By Moni Jackson, University of Puget Sound
I’ve always been athletic, as long as I can remember sports came easily. At the age of four, my parents started me in gymnastics; by age five I was participating in gymnastics, soccer, basketball and softball. By age six, I had already made my first athletic decision, I preferred sports that consisted of a ball, and so gymnastics was left behind. By fourth grade, I joined my first select basketball team. At that time there wasn’t a fourth grade team I could find, so I played on a sixth grade team. I got to play quite a bit for someone so much younger than the rest of the team, but I rode the bench a lot and my uniform looked like a dress. I learned many things that year, one being I could keep up with girls twice my age, but also that I liked the game way too much to sit on a bench and watch it. So the next year we found more players and put together a fifth grade team.

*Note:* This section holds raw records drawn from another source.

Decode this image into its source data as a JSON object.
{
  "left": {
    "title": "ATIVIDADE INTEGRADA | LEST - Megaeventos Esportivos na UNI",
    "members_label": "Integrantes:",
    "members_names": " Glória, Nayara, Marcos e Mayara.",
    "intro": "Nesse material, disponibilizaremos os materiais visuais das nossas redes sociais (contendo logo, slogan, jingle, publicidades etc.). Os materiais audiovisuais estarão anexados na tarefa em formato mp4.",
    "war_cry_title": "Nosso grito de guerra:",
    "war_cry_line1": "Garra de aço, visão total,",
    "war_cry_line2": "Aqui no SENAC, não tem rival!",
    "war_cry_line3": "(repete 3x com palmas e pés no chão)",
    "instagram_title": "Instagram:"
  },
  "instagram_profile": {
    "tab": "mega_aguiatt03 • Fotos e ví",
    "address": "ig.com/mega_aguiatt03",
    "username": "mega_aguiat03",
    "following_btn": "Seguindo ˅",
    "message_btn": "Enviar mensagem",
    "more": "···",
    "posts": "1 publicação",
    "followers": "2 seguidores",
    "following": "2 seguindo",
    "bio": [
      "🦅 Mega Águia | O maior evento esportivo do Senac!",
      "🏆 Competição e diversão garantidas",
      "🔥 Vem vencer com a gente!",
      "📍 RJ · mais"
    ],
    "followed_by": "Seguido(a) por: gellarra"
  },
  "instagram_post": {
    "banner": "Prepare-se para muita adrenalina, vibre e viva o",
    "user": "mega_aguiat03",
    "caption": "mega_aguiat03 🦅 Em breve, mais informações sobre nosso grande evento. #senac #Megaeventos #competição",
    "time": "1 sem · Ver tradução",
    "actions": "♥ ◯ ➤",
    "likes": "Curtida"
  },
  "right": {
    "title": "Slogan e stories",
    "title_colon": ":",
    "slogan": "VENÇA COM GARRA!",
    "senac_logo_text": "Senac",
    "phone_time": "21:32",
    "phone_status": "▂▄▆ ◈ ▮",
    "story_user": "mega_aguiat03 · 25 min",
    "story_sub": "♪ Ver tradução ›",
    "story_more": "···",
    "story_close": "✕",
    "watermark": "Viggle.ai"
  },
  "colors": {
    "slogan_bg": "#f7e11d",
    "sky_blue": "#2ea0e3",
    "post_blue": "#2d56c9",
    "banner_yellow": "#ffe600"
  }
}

By seventh grade I had started playing select softball in addition to basketball, so in order to keep my parents’ sanity, I made my next big athletic decision and quit soccer. This would be the year I started to notice everyone was outgrowing me. Nowadays athletes are pressured as soon as middle school to start focusing on a single sport, I wasn’t ready for that. Coaches, however, tried to make my decisions for me. In eighth grade, I got turned down for a basketball team without even trying out. At this time I think I might have stood an even five foot, and when I showed up at the tryout, he just said, “we are looking for a taller point guard, I just don’t think you’re gonna fit our needs.” My parents didn’t argue. They were so upset at his comments they agreed even if he had changed his mind after the tryout that they would rather me not play for that kind of coach.
As I started my freshman year of high school, I also started to get more “suggestions.” Once on a trip to California for softball, I was standing on the plane in front of my seat, I wasn’t leaning or slouching and I cleared the luggage compartment by a good half inch. My team had a good laugh, but my softball coach told me I would be “dumb to pursue basketball because I was just too short.” He followed that up with “and you’re too good of a softball player,” so I know he meant well, but when someone talks about my size, it always stung. Later, a parent of a friend said, “No matter how good you are, your size will keep you from playing any sort of college ball.” I didn’t care. No matter what anyone said or how they pushed me towards softball, I loved basketball. I loved having the ball in my hands and most of all, I loved the way the game made me feel. I tried out for varsity basketball at my local high school and made the team. Not only did this 5’3″, 112-pound “iddy biddy little girl” as I was once called by a referee (who apparently thought he was being funny), make the team, I started from the very first game and all through the season. As any athlete of a team sport knows, being part of the starting lineup is huge. But being a freshman who is starting before older girls was quite an honor. I also tried out for and made the varsity softball team. I continued to play both sports on my select teams and kept up with my shooting and ball handling training for basketball. I hardly missed a day of school and kept my grades up. I never quit, I never gave in and I never listened to any naysayers. I was the owner of my destiny.
I ended up playing, and starting four years of varsity basketball and softball, and I received many offers to play at the college level, in all divisions, in both sports. My love of basketball has taken me on to the next level and I’ve found a perfect fit for me: an academically sound school close to home, where I wanted to be, and on a team I thought I could contribute to. I’m proud to say I play basketball at the University of Puget Sound. For all those who didn’t believe I could do it, in my first season, I averaged 12.9 points, 3 steals, 2 assists and 31.1 minutes per game. I am even more grateful to be able to say that this summer I was honored to have been asked to go to Brazil and play with team USA at the D3 level. So when people say size does matter, I say, “yes, it most certainly does. However, it’s the size of your heart and not your height.”